CWE-ID: CWE-918 - Server-Side Request Forgery (SSRF)

CVSSv4: CVSS:4.0/AV:N/AC:L/AT:N/PR:N/UI:N/VC:H/VI:N/VA:N/SC:L/SI:N/SA:N/E:U/U:Amber


The vulnerability allows a remote attacker to disclose sensitive information.

The vulnerability exists due to server-side request forgery (SSRF) in the PENS plugin endpoint at public/plugin/Pens/pens.php when processing user-controlled package-url, receipt, and alerts parameters. A remote attacker can send a specially crafted request to disclose sensitive information.

In cloud environments, exploitation can reach instance metadata services and expose credentials or identity tokens.


9) Improper Authorization (CVE-ID: CVE-2026-34370)

CWE-ID: CWE-285 - Improper Authorization

CVSSv4: CVSS:4.0/AV:N/AC:L/AT:N/PR:L/UI:N/VC:H/VI:N/VA:N/SC:N/SI:N/SA:N/E:U/U:Clear


The vulnerability allows a remote user to disclose sensitive information.

The vulnerability exists due to improper authorization in the notebook module when handling the editnote action with a user-supplied notebook_id parameter.
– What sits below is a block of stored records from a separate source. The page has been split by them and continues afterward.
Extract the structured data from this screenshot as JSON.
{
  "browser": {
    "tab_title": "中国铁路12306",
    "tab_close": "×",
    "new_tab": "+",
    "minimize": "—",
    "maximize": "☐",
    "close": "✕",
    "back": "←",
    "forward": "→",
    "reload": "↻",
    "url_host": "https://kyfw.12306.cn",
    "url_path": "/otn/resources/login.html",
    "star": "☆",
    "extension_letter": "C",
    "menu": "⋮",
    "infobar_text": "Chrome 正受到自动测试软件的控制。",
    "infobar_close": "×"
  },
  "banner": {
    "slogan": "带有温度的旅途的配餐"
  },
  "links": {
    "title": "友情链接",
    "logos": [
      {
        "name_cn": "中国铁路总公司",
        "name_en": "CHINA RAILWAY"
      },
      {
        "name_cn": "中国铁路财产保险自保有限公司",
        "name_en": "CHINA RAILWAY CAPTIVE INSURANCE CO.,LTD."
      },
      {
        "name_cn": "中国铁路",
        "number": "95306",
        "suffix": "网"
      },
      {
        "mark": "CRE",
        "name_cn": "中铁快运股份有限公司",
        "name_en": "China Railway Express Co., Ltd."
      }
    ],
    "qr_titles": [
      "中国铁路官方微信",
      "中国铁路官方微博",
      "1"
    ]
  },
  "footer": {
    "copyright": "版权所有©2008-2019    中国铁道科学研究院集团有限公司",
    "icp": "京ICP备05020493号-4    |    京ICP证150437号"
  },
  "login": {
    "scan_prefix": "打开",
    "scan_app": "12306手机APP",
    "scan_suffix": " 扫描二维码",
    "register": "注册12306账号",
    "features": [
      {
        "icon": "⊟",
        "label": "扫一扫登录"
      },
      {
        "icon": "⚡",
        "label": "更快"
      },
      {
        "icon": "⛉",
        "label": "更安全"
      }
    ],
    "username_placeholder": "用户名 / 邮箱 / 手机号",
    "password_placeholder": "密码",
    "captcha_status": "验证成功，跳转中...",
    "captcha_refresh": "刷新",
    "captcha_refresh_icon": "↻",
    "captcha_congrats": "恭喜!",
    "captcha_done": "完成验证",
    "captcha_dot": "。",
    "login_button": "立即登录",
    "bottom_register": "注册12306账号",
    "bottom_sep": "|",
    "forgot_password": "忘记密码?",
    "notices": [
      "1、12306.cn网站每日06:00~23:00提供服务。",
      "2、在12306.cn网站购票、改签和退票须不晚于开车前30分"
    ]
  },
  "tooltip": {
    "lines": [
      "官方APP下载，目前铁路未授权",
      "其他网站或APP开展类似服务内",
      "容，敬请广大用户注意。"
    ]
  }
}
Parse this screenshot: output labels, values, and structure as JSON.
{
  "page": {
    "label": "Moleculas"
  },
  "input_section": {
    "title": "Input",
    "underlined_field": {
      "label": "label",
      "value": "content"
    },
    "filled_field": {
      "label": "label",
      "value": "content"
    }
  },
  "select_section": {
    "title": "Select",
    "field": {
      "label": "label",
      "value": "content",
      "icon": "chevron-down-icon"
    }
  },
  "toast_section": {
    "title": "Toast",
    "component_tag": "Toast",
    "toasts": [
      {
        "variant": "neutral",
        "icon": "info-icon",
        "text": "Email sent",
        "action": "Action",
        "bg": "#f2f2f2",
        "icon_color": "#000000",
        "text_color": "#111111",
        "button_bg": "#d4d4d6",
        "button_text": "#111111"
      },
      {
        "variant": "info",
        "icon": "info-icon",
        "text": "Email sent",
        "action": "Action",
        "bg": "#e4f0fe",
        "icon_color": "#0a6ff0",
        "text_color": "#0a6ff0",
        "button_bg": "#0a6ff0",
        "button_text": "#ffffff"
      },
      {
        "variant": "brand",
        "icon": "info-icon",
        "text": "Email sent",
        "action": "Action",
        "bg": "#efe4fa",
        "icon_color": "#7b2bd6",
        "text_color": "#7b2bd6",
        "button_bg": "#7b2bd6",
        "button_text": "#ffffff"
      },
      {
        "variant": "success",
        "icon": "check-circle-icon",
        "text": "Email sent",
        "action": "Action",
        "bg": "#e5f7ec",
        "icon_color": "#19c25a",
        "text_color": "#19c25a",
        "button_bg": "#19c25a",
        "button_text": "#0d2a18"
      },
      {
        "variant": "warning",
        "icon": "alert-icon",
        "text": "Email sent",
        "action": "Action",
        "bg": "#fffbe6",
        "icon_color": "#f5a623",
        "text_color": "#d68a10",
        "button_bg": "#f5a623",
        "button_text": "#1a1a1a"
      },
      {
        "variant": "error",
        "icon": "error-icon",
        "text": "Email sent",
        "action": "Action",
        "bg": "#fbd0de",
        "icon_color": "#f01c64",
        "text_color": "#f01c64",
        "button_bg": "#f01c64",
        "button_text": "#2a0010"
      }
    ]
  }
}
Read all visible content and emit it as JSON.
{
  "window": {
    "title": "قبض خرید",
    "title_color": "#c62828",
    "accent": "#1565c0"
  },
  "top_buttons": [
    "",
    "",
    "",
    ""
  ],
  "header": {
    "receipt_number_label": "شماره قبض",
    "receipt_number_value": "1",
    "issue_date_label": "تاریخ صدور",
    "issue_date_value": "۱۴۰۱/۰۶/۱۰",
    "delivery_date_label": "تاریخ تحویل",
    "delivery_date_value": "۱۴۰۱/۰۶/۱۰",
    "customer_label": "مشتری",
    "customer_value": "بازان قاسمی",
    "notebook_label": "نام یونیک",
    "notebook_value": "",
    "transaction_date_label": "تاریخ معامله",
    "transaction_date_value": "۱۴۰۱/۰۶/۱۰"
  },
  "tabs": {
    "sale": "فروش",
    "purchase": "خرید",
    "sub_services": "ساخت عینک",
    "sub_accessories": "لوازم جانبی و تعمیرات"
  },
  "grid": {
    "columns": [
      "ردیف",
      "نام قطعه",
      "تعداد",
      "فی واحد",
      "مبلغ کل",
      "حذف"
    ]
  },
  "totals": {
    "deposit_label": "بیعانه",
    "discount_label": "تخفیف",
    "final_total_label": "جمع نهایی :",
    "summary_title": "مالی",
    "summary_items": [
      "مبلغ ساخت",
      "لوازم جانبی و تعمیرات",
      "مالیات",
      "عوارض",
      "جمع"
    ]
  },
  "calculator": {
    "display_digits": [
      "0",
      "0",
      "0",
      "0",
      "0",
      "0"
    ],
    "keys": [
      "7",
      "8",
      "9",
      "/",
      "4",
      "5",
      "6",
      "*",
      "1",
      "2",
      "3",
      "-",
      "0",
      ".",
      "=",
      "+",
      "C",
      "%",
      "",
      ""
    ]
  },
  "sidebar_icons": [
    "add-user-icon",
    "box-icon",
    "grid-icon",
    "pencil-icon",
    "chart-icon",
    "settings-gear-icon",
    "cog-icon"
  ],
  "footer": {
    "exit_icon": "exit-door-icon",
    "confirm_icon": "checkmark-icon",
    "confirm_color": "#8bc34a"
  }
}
A remote user can manipulate the notebook_id parameter to disclose sensitive information.

The issue affects the read path in get_note_information(), while ownership checks are present in updateNote() and delete_note().


10) Server-Side Request Forgery (SSRF) (CVE-ID: CVE-2026-33715)

CWE-ID: CWE-918 - Server-Side Request Forgery (SSRF)

CVSSv4: CVSS:4.0/AV:N/AC:L/AT:N/PR:N/UI:N/VC:L/VI:L/VA:N/SC:L/SI:N/SA:N/E:U/U:Green


The vulnerability allows a remote attacker to perform server-side request forgery and send emails to attacker-specified destinations.

The vulnerability exists due to missing authentication for critical function in public/main/inc/ajax/install.ajax.php test_mailer action when processing a user-supplied Symfony Mailer DSN from POST data. A remote attacker can send a specially crafted request to perform server-side request forgery and send emails to attacker-specified destinations.

The affected endpoint remains accessible on fully installed instances because it does not include the authentication and installation-completed checks performed by global.inc.php.


Remediation

Install update from vendor's website.